Tiger on the defensive on book, putting

It didn't take long for Tiger Woods to go on the attack in his first trip to the Honda Classic in nearly 20 years. But he was in the press room, not on the golf course.

His road to the Masters is not off to a smooth start.

After closing out 2011 with a birdie-birdie finish to win the Chevron World Challenge against an 18-man field, there were high hopes for Woods going into the new season. And the way he has hit the ball, there is reason for optimism.

But he failed to close out a win in Abu Dhabi with a share of the 54-hole lead against Robert Rock. In the second-to-last group at Pebble Beach while paired with Phil Mickelson, he closed with a 75. The putter is getting attention, especially after missing a 5-footer on the last hole to get eliminated in the second round of the Match Play Championship.

And now, excerpts from Hank Haney's book on his six years as Woods' swing coach are starting to be released.

So when he was asked about the relentless scrutiny of his swing, his putting, just about everything, Woods fired the first volley.

"Yeah, I know," he said. "I think you're one of the guys that does that, too."

There was nervous laughter before Woods continued.

"It's part of who I am and what I've accomplished," he said. "I think it would have been probably similar if Jack (Nicklaus) was probably in my generation. Didn't quite have the media scrutiny that they do now. And it's just a different deal and I know that a lot of players don't get the same analysis with their games that I do. But it's been like that since I turned pro."

When questions turned to the book, Woods grew testy.

Haney's book, "The Big Miss," is scheduled for release March 27, the week before the Masters. Golf Digest on Tuesday began to release excerpts through its tablet applications, and in one of them, Haney details Woods' fascination with the military, particularly the Navy SEALs.

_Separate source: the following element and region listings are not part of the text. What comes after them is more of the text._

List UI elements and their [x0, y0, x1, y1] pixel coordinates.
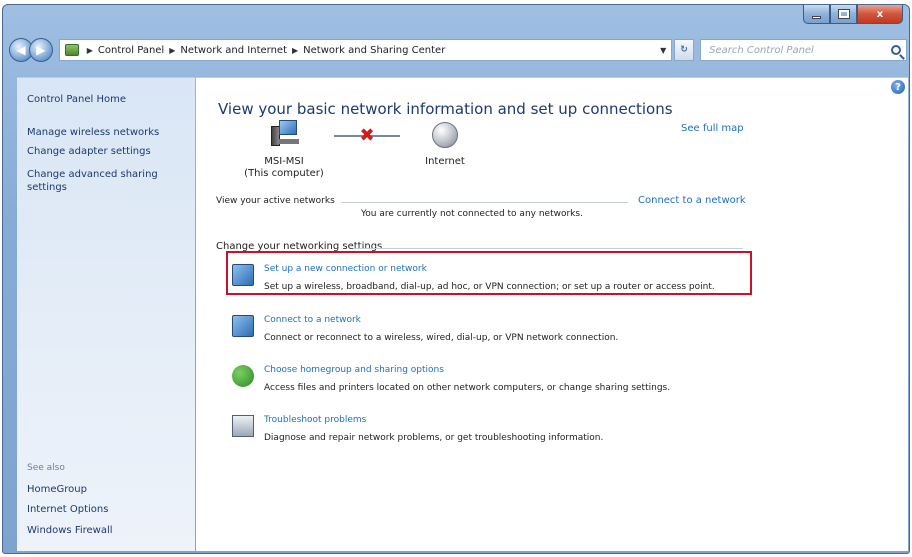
connect-network-icon — [232, 315, 254, 337]
this-computer-node: MSI-MSI (This computer) — [244, 120, 324, 180]
disconnected-x-icon[interactable]: ✖ — [357, 126, 377, 146]
computer-subtitle: (This computer) — [244, 168, 324, 179]
task-title[interactable]: Connect to a network — [264, 315, 361, 325]
breadcrumb-separator-icon[interactable]: ▶ — [292, 46, 298, 55]
task-title[interactable]: Troubleshoot problems — [264, 415, 366, 425]
task-description: Access files and printers located on oth… — [264, 383, 671, 393]
not-connected-message: You are currently not connected to any n… — [361, 209, 583, 219]
breadcrumb-network-and-internet[interactable]: Network and Internet — [180, 45, 287, 56]
maximize-icon — [837, 9, 850, 19]
search-input[interactable]: Search Control Panel — [700, 39, 907, 61]
minimize-icon — [812, 15, 821, 19]
page-title: View your basic network information and … — [218, 100, 673, 118]
close-button[interactable]: x — [857, 5, 903, 24]
forward-button[interactable]: ▶ — [28, 38, 53, 62]
homegroup-link[interactable]: HomeGroup — [27, 483, 87, 496]
change-advanced-sharing-link[interactable]: Change advanced sharing settings — [27, 168, 167, 194]
homegroup-icon — [232, 365, 254, 387]
search-icon[interactable] — [891, 45, 901, 55]
troubleshoot-icon — [232, 415, 254, 437]
help-icon[interactable]: ? — [891, 80, 905, 94]
active-networks-heading: View your active networks — [216, 196, 335, 206]
task-title[interactable]: Set up a new connection or network — [264, 264, 427, 274]
manage-wireless-networks-link[interactable]: Manage wireless networks — [27, 126, 159, 139]
change-settings-heading: Change your networking settings — [216, 241, 383, 252]
see-full-map-link[interactable]: See full map — [681, 123, 744, 134]
divider — [341, 202, 628, 203]
back-arrow-icon: ◀ — [16, 43, 26, 57]
breadcrumb-network-sharing-center[interactable]: Network and Sharing Center — [303, 45, 445, 56]
internet-options-link[interactable]: Internet Options — [27, 503, 108, 516]
address-dropdown-icon[interactable]: ▼ — [655, 46, 671, 55]
task-description: Connect or reconnect to a wireless, wire… — [264, 333, 619, 343]
control-panel-home-link[interactable]: Control Panel Home — [27, 93, 126, 106]
connect-to-network-link[interactable]: Connect to a network — [638, 195, 746, 206]
refresh-icon: ↻ — [680, 45, 688, 55]
divider — [353, 248, 743, 249]
see-also-heading: See also — [27, 463, 65, 473]
globe-icon — [432, 122, 458, 148]
task-pane: Control Panel Home Manage wireless netwo… — [17, 77, 195, 551]
minimize-button[interactable] — [803, 5, 830, 24]
task-description: Diagnose and repair network problems, or… — [264, 433, 604, 443]
network-setup-icon — [232, 264, 254, 286]
change-adapter-settings-link[interactable]: Change adapter settings — [27, 145, 151, 158]
computer-icon — [269, 120, 299, 150]
task-description: Set up a wireless, broadband, dial-up, a… — [264, 282, 715, 292]
maximize-button[interactable] — [830, 5, 857, 24]
search-placeholder: Search Control Panel — [709, 44, 814, 56]
breadcrumb-separator-icon[interactable]: ▶ — [169, 46, 175, 55]
breadcrumb-separator-icon[interactable]: ▶ — [87, 46, 93, 55]
windows-firewall-link[interactable]: Windows Firewall — [27, 524, 113, 537]
window-frame: x ◀ ▶ ▶ Control Panel ▶ Network and Inte… — [2, 4, 910, 554]
computer-name: MSI-MSI — [264, 156, 304, 167]
caption-buttons: x — [803, 5, 903, 25]
breadcrumb-control-panel[interactable]: Control Panel — [98, 45, 164, 56]
address-bar[interactable]: ▶ Control Panel ▶ Network and Internet ▶… — [58, 39, 673, 61]
close-icon: x — [876, 8, 884, 20]
refresh-button[interactable]: ↻ — [674, 39, 695, 61]
task-title[interactable]: Choose homegroup and sharing options — [264, 365, 444, 375]
navigation-bar: ◀ ▶ ▶ Control Panel ▶ Network and Intern… — [9, 37, 907, 63]
forward-arrow-icon: ▶ — [36, 43, 46, 57]
internet-label: Internet — [425, 156, 465, 167]
internet-node: Internet — [410, 120, 480, 168]
main-content: ? View your basic network information an… — [196, 77, 908, 551]
control-panel-icon — [64, 44, 79, 56]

"I was beginning to realize that his sentiment ran deep, and that as incredible as it seemed, Tiger was seriously considering becoming a Navy SEAL," Haney wrote, referring to the summer of 2007. "I didn't know how he'd go about it, but when he talked about, it was clear that he had a plan. After finding out that the Navy SEAL age limit is 28, I asked Tiger about his being too old to join. 'It's not a problem,' he said. 'They're making a special age exemption for me.'"

When asked about the book, Woods said his disappointment with Haney hasn't changed. When asked his reaction to the excerpt, Woods replied, "Well, I've already talked about it."

His agent, Mark Steinberg, said in a statement Tuesday afternoon that Haney engaged in "armchair psychology" that was "ridiculous."

"Because of his father, it's no secret that Tiger has always had high respect for the military, so for Haney to twist that admiration into something negative is disrespectful," Steinberg said.

Woods' father, Earl, was part of the U.S. Army's special forces.

The news conference at PGA National turned awkward when Alex Miceli, a Golfweek senior writer and contributor to Golf Channel, asked Woods if he considered being a Navy SEAL at the height of his career.

"I've already talked about everything in the book. I've already commented on everything, Alex," Woods said.

"Then I must have missed you answering that question," Miceli replied.

"Well, I've already commented on the book. Is that in the book? Is it in the book?" Woods said.

Miceli replied he had not seen the book.

"You're a beauty, you know that?" Woods said, forcing a smile.

Miceli said Steinberg's statement suggested something was wrong with the excerpt and he wanted to know if it was true. Woods paused for a moment, said with indifference, "I don't know," then stared at him for nearly five seconds and said, "Have a good day."

It was a change from the way he handled a news conference in December 2010. Tom Callahan had written in "His Father's Son" that he would not have been surprised if Woods had followed his father into the military. Woods was asked that day where Callahan came up with that notion.

"Well, I've always wanted to become a SEAL," Woods said back then. "That's something that I told my dad from the very get-go — either I'm going to become a professional golfer or I'm going to go become a Navy SEAL."

On Wednesday, Woods worked hard to contain his anger.

Even in questions related to golf, such as how he plays the Masters with the lead and his pursuit of the Nicklaus record, Woods rushed through his answers. He did not look as comfortable as he had been in dealings with the media earlier this year.

He goes onto the course Thursday at PGA National, a course he has not seen since he was 14 and lost on the last day of the PGA Junior Championship to 17-year-old Chris Couch, who went on to win in New Orleans in 2006 for his lone tour victory.

And while Woods looks capable of winning any time he plays — depending on the putter — he no longer is considered the favorite. That role belongs to 22-year-old Rory McIlroy, who broke several of Woods' records in winning the U.S. Open last summer and who could go to No. 1 in the world if he were to win.

Also in the field is Lee Westwood, No. 3 in the world, coming off a semifinal loss to McIlroy last week in the Match Play.